Project G37S: Particular Planning & Progression

The importance of planning a project cannot be overstated. An enthusiast modifying a car should consider his goals and objectives of the build before making big decisions. This is often easier said than done. I speak from experience... I, myself, have much to learn. However, I am attempting to do that presently, as I plan the next stage of this build. For instance, I am about to spend a considerable amount of money on a new exhaust system. An exhaust system alone is not going to grant significant horsepower gains on the G37. Aesthetics, sound, rarity, and repute are all factors in my decisions. I know I am not going to gain 30 horsepower with the installation of this system. I am well aware of the road down which I am traveling. I am installing a rare and expensive exhaust that not only enhances the melodious note of the G's exhaust, but contributes to the explicit theme of this project.

Brian and I are also examining fabrication of an intake system for the G. Again, an endeavor that will not likely be inexpensive. However, in evaluating the plans and goals for this vehicle, I believe this is an option I want to explore. I can already hear a critic remarking upon how, with the addition of the pricey new full exhaust system as well as the custom intakes, that I could have been well on my way to a VQ36 outfitted with a supercharger or twin turbo set-up.

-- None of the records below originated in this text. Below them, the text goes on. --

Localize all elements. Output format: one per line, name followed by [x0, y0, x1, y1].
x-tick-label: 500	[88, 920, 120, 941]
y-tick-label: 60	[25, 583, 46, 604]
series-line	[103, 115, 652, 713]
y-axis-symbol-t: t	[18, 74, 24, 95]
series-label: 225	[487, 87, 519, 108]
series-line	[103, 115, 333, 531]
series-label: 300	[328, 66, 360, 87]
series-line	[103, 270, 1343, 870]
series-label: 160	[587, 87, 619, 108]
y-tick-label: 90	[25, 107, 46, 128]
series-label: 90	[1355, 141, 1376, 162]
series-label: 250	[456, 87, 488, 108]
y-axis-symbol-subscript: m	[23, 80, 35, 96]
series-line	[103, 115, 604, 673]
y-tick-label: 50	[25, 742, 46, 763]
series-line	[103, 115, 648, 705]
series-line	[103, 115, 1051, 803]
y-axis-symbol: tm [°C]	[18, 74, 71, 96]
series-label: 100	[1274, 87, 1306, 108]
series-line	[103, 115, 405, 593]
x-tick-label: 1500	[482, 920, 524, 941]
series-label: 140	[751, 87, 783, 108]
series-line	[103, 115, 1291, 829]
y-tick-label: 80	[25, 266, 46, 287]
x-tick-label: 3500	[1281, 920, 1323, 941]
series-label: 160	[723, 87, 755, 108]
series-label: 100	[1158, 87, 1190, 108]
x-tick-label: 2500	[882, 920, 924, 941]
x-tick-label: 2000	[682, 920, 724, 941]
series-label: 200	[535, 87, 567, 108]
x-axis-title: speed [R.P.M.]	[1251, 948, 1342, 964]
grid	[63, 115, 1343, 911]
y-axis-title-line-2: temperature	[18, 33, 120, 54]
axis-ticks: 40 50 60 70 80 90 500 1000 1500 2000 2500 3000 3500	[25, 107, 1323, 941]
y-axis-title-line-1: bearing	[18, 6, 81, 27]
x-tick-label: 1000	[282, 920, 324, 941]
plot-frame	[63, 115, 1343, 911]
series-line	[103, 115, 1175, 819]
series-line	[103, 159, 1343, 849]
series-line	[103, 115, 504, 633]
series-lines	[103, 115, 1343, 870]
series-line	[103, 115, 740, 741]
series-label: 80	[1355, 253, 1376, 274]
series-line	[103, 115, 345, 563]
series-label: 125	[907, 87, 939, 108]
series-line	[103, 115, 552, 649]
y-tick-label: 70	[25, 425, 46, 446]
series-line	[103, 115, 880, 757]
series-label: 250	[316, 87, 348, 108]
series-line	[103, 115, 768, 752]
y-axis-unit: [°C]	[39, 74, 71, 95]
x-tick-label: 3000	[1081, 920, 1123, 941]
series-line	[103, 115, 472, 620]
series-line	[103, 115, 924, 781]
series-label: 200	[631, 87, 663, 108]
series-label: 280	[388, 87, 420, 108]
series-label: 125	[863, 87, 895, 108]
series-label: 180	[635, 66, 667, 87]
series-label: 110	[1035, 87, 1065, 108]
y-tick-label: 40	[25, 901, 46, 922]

My response to those comments will be, simply, that I thoroughly enjoy the naturally aspirated VQ engine. Although there are faster cars than the G on the road, 330+ horsepower is no slacker. I enjoy mashing my foot on the gas pedal and ripping through the gears without having to worry about losing the rear end or spinning the rear tires enough to lose control. I enjoy the crisp wide open throttle exhaust note. That is not to say that I would not enjoy the added thrill of a ~450 horsepower supercharged G - I know I would. In weighing the pros and cons of forced induction, however, I believe it is in my best interest to remain naturally aspirated. How often would I really be able to utilize all the power granted me by way of a twin turbo or supercharger set-up anyway?

Moreover, the last thing I need is more attention from law enforcement.

As mentioned above, my mind is always changing in regards to the direction of this project. I cannot say with complete certainty that I will never supercharge the G, but I can say that, as of this moment, I am rather enthused about the modification plan being discussed presently.